Now is the time to plant ramps.

Say what? Aren’t these wild? Yes, ramps, which are wild leeks, are often harvested wild, but since they are difficult to find and in serious danger of being over-harvested in the wild, you can grow your own. All you need is a forested area on your property.

Ramps prefer sites under beech, birch, sugar maple and/or poplar trees, but will do OK under hickory, oak and other hardwoods. They want rich, moist soil high in organic matter, and will grow well where you find trillium, bloodroot, trout lily and may apple.

Loosen the soil to about 6 inches deep, removing any leaves, roots, weeds and tree sprouts, adding compost or organic matter if needed.

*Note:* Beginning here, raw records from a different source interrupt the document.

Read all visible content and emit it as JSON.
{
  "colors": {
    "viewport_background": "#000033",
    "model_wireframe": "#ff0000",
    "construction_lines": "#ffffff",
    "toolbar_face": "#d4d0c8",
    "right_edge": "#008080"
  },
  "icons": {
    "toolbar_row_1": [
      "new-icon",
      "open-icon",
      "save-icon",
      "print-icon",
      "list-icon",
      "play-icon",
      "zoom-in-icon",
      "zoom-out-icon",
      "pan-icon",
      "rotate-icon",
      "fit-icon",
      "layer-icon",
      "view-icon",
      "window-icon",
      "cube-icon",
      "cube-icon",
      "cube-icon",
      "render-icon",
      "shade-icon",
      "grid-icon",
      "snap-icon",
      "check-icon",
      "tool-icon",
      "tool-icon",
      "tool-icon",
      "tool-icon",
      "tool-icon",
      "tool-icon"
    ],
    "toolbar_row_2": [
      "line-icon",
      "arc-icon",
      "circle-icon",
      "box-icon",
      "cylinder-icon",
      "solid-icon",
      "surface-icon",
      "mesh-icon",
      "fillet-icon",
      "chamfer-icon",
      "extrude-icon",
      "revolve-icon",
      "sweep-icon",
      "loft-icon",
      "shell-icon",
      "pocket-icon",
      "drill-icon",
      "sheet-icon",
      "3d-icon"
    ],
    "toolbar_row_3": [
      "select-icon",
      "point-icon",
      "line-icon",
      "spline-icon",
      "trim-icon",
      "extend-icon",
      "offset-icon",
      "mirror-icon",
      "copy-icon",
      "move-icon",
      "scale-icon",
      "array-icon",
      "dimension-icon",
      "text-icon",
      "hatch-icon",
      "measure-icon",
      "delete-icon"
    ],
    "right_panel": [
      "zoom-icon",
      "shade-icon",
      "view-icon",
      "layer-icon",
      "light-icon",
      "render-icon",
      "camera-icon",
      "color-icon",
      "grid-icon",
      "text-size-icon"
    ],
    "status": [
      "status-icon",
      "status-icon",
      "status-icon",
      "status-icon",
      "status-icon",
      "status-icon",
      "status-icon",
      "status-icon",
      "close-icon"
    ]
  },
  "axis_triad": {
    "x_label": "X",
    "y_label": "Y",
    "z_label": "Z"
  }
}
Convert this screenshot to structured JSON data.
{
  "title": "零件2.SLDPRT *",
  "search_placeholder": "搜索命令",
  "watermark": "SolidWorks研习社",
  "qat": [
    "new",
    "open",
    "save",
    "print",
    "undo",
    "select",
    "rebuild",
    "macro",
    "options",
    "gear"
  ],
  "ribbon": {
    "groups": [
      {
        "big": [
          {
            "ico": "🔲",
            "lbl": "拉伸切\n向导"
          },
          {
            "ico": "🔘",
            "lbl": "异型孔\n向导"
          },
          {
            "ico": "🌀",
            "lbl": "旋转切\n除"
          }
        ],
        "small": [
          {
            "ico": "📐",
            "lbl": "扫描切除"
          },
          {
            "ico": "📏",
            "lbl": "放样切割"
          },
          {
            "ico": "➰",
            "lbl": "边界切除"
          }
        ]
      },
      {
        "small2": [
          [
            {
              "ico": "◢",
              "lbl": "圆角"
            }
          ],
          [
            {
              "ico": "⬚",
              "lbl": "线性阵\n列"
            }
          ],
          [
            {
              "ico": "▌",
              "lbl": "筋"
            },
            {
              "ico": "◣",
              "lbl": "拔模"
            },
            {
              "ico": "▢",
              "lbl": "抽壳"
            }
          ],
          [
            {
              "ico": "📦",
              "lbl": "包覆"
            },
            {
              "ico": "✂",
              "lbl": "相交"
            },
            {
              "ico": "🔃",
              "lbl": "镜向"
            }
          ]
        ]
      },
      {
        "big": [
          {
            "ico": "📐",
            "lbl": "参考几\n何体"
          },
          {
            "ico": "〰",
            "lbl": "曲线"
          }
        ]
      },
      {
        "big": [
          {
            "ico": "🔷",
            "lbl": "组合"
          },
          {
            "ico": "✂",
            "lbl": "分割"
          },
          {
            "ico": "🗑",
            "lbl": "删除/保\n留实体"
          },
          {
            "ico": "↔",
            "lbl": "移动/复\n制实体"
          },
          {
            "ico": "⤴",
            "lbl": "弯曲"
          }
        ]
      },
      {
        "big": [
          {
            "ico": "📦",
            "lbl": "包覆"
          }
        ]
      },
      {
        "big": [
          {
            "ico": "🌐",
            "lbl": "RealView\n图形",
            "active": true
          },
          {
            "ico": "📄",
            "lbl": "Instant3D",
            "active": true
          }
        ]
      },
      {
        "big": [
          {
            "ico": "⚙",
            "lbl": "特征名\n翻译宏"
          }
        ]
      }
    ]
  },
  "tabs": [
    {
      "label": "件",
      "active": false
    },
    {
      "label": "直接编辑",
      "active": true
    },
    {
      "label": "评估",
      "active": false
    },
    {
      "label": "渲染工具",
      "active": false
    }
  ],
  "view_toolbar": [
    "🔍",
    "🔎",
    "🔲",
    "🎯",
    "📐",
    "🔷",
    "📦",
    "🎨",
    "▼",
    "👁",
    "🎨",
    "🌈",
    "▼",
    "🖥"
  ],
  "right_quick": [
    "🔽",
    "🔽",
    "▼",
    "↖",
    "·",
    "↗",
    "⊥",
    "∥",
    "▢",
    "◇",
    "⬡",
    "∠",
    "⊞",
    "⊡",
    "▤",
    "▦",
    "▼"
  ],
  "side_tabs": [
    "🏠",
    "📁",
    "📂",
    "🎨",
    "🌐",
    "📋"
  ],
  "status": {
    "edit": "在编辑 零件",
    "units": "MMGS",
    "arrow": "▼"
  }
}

You can plant ramp seeds, but they must go through both a warm cycle and cold cycle before sprouting, which can take up to 18 months. After that, you’ll be waiting another five to seven years before they are of harvestable size. That’s why most people plant bulbs, which can produce harvestable plants in two to three years. Plant the bulbs 3 inches deep, about 4 to 6 inches apart.

Hardwood leaves – exactly what the ramps would have in nature – are the preferred mulch. The University of North Carolina Cooperative Extension says commercial mulches have inhibited growth so should be avoided.

My wife and I got the bulbs (and a few seeds) we will be planting this year from Sunshine Farm and Gardens in Renick, West Virginia. I’ll let you know how they come out in two to three years.